Ms. Rochon writes:No overt patriotism intended - I've been critical of Gehry's redevelopment of the AGO. But, for its liberated form and for the museum's combination of exhilirating open gallery space with the quiet, contemplative terraces, for its honest engagement with the river and the big, massive overpass, Bilbao is masterful. Don't hate the guy because he's famous. You may know that Gehry was greatly inspired by Ronchamp, and typically visits the chapel every year - he owes much to Le Corbusier.

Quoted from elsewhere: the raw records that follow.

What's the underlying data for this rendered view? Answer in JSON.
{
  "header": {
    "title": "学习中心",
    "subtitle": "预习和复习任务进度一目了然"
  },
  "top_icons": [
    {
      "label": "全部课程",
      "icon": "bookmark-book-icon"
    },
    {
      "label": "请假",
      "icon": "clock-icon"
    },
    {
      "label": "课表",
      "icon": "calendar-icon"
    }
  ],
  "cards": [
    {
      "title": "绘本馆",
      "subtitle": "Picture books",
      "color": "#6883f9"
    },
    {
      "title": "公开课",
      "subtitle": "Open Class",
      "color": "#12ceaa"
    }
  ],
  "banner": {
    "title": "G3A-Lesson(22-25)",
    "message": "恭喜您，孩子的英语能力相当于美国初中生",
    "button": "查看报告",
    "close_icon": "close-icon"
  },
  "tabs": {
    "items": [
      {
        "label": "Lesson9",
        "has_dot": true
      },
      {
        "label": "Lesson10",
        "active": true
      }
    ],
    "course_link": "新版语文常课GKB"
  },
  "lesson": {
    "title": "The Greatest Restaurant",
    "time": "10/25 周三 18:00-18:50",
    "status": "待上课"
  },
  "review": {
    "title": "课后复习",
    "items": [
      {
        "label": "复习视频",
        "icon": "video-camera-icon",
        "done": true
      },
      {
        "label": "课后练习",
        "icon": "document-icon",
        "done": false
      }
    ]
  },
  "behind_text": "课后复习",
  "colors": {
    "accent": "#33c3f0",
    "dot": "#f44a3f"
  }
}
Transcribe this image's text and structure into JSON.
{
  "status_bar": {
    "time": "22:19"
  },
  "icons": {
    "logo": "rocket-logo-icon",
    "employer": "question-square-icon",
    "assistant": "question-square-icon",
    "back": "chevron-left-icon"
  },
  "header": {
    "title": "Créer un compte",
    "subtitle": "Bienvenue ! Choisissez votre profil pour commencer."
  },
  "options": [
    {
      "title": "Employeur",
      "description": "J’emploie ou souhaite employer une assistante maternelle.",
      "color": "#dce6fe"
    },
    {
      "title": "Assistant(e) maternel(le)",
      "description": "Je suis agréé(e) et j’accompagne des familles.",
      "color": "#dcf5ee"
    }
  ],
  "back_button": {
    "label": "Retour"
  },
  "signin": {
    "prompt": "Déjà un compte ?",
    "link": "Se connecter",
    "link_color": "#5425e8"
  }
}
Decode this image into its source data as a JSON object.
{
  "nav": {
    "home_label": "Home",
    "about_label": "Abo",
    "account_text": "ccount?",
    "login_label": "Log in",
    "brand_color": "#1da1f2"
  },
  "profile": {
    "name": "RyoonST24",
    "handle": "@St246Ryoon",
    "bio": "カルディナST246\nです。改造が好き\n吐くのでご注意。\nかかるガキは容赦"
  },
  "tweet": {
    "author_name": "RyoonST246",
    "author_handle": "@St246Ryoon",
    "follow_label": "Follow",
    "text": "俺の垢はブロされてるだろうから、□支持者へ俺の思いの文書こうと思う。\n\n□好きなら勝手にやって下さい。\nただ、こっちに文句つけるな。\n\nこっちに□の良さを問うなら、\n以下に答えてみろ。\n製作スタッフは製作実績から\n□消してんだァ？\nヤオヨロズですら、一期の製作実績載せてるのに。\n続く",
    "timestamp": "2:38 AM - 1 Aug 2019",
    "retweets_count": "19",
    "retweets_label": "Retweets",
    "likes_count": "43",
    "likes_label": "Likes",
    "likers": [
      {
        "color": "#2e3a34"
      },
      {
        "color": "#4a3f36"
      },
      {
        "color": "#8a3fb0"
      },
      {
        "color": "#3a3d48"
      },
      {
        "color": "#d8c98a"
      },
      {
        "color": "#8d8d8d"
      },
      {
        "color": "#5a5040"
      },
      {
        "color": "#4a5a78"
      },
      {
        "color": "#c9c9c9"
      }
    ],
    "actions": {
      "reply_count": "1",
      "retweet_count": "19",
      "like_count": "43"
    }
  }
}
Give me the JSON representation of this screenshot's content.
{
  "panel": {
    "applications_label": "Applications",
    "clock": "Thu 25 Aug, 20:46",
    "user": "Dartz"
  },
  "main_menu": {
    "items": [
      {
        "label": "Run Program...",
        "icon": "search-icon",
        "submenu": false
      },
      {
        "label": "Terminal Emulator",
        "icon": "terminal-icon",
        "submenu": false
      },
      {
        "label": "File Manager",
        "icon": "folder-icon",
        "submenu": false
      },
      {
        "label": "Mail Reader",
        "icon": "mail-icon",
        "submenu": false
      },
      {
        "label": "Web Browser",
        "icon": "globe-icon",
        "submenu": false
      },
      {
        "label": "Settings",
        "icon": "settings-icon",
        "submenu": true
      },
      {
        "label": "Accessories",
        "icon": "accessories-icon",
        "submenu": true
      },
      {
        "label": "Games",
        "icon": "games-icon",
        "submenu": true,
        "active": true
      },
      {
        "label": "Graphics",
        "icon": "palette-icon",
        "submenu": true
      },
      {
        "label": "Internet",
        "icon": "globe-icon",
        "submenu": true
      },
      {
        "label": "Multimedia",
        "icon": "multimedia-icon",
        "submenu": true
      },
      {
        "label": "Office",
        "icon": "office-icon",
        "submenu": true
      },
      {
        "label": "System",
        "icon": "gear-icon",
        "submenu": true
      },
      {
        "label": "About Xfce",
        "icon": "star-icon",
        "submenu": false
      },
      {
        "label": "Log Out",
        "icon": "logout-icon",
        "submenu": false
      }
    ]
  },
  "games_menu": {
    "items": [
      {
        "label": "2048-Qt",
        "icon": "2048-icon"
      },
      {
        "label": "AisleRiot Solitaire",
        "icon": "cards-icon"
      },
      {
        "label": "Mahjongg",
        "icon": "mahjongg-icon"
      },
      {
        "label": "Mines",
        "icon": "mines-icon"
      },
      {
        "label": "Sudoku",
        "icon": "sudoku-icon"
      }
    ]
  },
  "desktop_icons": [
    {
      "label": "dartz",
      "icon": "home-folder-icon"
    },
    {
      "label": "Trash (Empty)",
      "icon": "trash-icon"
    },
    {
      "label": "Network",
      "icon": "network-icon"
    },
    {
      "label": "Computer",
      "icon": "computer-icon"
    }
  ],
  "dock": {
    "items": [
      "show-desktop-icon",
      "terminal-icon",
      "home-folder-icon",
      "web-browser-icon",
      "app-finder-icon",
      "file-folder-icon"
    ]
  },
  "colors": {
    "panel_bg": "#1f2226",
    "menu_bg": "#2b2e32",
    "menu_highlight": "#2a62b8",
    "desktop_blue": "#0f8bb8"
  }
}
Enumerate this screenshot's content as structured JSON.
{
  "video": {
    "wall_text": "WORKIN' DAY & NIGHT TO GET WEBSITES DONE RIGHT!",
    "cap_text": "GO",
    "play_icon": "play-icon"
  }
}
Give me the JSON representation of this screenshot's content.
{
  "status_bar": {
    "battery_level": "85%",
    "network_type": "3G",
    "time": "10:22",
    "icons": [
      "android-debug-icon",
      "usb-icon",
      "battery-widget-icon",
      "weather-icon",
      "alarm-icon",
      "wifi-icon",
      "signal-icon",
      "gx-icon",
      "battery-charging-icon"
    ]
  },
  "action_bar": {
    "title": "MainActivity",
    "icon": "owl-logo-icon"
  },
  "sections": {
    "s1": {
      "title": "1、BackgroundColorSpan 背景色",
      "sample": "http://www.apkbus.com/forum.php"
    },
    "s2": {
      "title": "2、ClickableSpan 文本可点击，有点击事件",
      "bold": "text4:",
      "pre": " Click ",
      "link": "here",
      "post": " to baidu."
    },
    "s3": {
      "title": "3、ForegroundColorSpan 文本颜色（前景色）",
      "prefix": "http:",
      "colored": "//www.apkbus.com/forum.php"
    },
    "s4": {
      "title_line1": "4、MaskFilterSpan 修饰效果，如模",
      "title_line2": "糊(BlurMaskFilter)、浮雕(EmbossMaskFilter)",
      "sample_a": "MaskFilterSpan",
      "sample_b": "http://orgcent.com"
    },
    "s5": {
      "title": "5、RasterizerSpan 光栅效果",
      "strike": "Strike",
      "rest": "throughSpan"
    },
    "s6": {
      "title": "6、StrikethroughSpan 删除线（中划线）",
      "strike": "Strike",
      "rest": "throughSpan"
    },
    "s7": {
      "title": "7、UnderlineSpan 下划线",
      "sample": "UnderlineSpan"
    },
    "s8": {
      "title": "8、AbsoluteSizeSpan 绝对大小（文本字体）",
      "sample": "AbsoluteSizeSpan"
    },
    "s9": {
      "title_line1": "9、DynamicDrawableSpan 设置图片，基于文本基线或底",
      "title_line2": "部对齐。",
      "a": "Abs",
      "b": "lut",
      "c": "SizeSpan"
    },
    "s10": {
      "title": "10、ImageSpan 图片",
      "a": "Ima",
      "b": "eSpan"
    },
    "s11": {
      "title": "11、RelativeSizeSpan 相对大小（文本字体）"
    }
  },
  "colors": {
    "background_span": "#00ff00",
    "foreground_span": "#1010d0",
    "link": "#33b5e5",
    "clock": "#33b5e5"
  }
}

Jim S. from Vancouver, Canada writes: Ms. Rochon, thank you for your attempt at the impossible. Lists like these invariably highlight the omissions as much as anything, but your list is good in my mind....save one. Ghery? You included Ghery? Ghery's Guggenheim is the houte couture of architecture - fun to look at (even this is questionable), but otherwise utterly useless. Another Guggenheim - Frank Lloyd Wright's in New York - could have made your list, though. Yes, it's the original Guggenheim by a great master, but a difficult place to hang a picture on the wall.
Alfonso Rodriguez from Venezuela writes: A question for Ms. Lisa Rochon: Since you offer us a hint, what would you consider the seven wonders of Canadian architecture?
Ms. Rochon writes:Please have a look at my book, Up North, Where Canada's Architecture Meets the Land. I'd include Trent University and Massey College by Ron Thom, Simon Fraser University and Lethbridge University by Arthur Erickson, St. Mary's Church by Douglas Cardinal, Lady of the Lake Chapel by Clifford Wiens and Seabird Island School by the Patkau Architects. There are more to list, and others coming up in the future...
Allison Dunfield writes:That is all the time we have for today's discussion...I think we covered a lot of ground here. Thanks very much, Lisa, for taking so much time with our readers today. And thanks to our web readers for sending in their questions. Tune in for future travel-related discussions.